You do not want this. Making the UI of your application identical on all the different platforms will be very annoying to your users, because the platforms simply have different design philosophies.
It's like language translation. You can't simply translate a great work by running it through an automatic online translator. The result will be crap. You need someone who has a deep understanding of both languages to translate it into French, German, etc. It's not a trivial task; you have to simultaneously preserve the intent of the original work while adapting to the structure of the new language.
It's very obvious when somebody has taken, say, an iPhone application, and ported it straight to Android without stopping to see how Android apps are designed. The effect is even more pronounced on Windows Phone 7. There, the design philosophy is to have the interface cover a wide horizontal area; you slide the viewport horizontally to view the different parts:

Whereas the iPhone is much more oriented around lists, and "drilling down" into them:

If you design your WP7 application like an iPhone application, it'll feel weird.
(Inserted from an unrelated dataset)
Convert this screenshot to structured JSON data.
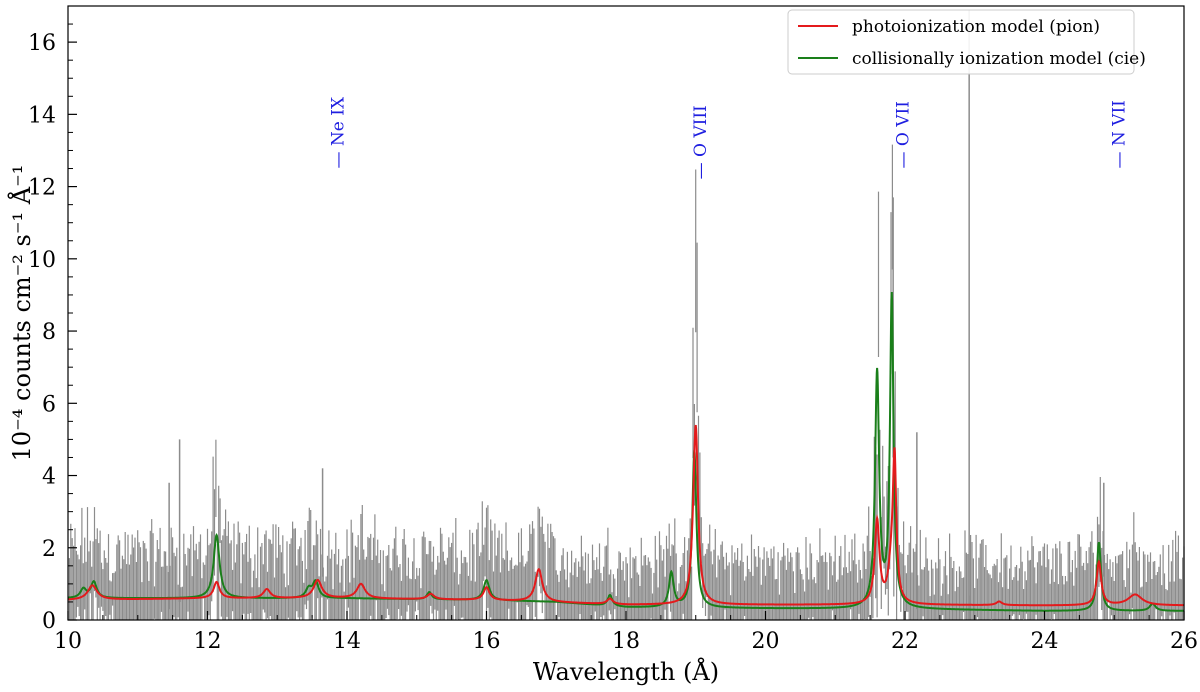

Users will find it more cumbersome and less enjoyable, and it will feel out of place on their WP7 phones.
Now, if UX is not the client's #1 priority, then it doesn't really matter and there's nothing you can do. But if it is, they'd be wise to reconsider.
If you must budget, then I would design for the iPhone first, as this is the platform with the strictest interface guidelines, and its users care the most about this consistency. Then focus on Android. I wouldn't even bother building Blackberry or WP7 apps unless you have considerable demand for them -- it's likely not worth it.